Fabien Roger comments on Preventing Language Models from hiding their reasoning

Fabien Roger 10 Nov 2023 22:42 UTC
2 points
0
Interesting!
The technique is cool, though I’m unsure how compute efficient their procedure is.
Their theoretical results seem mostly bogus to me. What’s weird is that they have a thought experiment that looks to me like an impossibility result of breaking watermarks (while their paper claim you can always break them):
Suppose that the prompt “Generate output y satisfying the condition x” has N possible high-quality responses y1, . . . , yN and that some ϵ fraction of these prompts are watermarked. Now consider the prompt “Generate output y satisfying the condition x and such that h(y) < 2^256/N” where h is some hash function mapping the output space into 256 bits (which we identify with the numbers {1, . . . , 2^256}). Since the probability that h(y) < 2^256/N is 1/N, in expectation there should be a unique i such that yi satisfies this condition. Thus, if the model is to provide a high-quality response to the prompt, then it would have no freedom to watermark the output.

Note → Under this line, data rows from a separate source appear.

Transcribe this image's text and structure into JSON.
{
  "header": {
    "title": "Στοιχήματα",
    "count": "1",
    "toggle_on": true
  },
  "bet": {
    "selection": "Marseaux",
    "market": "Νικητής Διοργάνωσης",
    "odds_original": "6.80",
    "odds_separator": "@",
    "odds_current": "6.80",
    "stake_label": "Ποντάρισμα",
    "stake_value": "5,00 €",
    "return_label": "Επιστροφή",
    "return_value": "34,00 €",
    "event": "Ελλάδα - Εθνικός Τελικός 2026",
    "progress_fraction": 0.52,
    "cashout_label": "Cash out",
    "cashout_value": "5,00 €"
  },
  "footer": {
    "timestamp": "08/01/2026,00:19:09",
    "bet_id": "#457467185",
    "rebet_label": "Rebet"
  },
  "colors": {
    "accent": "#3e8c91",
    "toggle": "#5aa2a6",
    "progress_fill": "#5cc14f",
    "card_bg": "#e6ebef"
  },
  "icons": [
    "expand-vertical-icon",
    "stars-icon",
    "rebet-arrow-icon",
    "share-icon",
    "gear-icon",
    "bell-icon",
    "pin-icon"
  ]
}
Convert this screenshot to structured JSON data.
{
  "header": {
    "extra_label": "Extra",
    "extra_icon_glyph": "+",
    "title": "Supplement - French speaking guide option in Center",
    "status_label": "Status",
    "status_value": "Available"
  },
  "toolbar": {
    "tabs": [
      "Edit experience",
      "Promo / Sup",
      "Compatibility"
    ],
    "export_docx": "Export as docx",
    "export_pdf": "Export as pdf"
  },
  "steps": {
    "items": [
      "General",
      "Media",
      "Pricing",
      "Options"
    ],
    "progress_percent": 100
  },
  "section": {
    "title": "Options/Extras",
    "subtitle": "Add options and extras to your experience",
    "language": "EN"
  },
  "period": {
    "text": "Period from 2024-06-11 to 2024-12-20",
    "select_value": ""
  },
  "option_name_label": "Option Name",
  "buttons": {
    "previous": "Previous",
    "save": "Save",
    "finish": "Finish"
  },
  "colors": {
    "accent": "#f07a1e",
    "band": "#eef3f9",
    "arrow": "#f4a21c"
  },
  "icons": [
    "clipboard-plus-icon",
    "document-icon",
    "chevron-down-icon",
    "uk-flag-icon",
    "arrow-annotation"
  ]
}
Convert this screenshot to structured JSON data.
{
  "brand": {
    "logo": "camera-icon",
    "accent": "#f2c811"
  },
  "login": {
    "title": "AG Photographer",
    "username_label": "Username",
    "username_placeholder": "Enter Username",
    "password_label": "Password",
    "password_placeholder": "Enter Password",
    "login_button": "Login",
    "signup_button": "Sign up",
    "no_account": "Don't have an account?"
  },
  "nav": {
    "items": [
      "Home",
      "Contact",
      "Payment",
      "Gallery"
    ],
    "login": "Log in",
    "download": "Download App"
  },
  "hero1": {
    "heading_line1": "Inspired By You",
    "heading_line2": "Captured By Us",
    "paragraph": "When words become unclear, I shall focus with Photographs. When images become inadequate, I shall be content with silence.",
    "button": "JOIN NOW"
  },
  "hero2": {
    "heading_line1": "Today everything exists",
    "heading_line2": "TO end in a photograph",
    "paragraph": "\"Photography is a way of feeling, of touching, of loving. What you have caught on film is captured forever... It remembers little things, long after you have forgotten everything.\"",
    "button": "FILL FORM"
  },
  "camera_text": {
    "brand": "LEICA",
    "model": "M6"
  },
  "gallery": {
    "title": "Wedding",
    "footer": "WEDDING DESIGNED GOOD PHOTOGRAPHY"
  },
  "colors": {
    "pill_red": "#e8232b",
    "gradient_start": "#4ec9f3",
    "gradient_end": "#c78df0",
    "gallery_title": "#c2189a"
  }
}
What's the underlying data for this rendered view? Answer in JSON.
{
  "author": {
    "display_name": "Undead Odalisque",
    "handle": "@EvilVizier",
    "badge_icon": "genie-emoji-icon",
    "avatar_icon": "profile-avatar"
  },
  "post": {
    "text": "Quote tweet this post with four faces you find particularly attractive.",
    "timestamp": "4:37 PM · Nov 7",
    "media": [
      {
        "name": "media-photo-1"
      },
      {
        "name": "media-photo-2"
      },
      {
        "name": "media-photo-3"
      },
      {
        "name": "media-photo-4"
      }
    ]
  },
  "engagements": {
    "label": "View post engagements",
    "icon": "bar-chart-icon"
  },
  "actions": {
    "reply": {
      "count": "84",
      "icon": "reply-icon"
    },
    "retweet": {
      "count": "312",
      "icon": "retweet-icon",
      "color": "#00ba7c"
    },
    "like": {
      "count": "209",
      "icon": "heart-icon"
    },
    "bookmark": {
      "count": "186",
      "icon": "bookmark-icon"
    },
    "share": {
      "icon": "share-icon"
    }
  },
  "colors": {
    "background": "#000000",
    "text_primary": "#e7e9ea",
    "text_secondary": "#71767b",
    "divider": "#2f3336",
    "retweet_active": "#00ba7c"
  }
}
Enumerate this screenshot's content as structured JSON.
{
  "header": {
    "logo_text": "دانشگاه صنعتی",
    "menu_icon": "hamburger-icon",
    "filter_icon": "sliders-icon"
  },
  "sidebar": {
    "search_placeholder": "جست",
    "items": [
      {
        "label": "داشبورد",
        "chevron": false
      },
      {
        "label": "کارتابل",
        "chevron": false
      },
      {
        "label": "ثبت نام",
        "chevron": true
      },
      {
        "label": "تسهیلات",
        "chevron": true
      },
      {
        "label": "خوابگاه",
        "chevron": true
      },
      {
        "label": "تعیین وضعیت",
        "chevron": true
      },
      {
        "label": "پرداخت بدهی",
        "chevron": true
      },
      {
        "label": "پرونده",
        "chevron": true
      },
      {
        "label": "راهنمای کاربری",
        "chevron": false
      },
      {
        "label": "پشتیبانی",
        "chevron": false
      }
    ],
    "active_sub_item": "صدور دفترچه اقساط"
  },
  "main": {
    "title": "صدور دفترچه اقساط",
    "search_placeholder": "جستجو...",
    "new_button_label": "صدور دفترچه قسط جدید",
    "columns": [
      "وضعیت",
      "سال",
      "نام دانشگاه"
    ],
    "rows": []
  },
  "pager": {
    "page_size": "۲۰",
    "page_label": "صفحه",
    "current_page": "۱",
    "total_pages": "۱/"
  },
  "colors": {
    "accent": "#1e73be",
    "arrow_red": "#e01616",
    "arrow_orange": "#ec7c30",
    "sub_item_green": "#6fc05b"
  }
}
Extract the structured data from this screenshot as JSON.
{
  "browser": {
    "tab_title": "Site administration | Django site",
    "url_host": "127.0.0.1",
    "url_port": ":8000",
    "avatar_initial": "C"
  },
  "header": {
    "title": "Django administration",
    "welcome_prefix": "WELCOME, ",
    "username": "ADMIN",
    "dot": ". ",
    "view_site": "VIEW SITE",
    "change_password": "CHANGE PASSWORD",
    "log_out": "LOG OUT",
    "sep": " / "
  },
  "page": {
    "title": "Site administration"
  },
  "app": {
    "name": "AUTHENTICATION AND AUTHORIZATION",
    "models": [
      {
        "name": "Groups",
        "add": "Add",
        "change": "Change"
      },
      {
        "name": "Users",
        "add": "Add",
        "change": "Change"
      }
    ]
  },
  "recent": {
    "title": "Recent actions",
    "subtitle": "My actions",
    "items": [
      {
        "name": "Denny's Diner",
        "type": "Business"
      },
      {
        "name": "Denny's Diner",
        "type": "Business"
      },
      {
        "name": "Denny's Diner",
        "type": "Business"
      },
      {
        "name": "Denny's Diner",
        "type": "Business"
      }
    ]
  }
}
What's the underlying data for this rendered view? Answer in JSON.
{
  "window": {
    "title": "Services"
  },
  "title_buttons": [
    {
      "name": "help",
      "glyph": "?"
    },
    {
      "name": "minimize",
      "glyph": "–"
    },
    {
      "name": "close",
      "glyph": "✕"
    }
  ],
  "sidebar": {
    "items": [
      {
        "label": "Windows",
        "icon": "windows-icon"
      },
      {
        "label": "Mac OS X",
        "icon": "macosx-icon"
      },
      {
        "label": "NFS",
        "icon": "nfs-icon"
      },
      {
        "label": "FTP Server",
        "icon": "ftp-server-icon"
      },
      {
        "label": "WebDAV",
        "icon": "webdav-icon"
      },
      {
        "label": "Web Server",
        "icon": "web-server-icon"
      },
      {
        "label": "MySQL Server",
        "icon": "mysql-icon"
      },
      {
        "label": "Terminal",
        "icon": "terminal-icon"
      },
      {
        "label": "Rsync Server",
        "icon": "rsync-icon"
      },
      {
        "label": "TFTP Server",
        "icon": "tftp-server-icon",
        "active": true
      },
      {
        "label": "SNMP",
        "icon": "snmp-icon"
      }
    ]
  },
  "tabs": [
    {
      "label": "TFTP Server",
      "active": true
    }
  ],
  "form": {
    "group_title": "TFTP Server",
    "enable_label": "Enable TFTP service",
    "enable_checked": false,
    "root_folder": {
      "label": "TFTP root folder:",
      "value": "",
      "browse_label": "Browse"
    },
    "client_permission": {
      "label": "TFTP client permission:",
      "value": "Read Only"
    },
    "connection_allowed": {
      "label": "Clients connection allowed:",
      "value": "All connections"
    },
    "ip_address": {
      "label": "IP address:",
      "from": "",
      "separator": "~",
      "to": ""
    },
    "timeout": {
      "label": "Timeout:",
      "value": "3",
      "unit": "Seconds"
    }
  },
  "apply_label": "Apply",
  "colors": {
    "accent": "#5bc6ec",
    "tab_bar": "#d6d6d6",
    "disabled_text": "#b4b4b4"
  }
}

In that situation, it seems to me that the attacker can’t find another high quality output if it doesn’t know what the N high quality answers are, and is therefore unable to remove the watermark without destroying quality (and the random walk won’t work since the space of high quality answer is sparse).
I can find many other examples where imbalance between attackers and defenders means that the watermarking is unbreakable. I think that only claims about what happens on average with realistic tasks can possibly be true.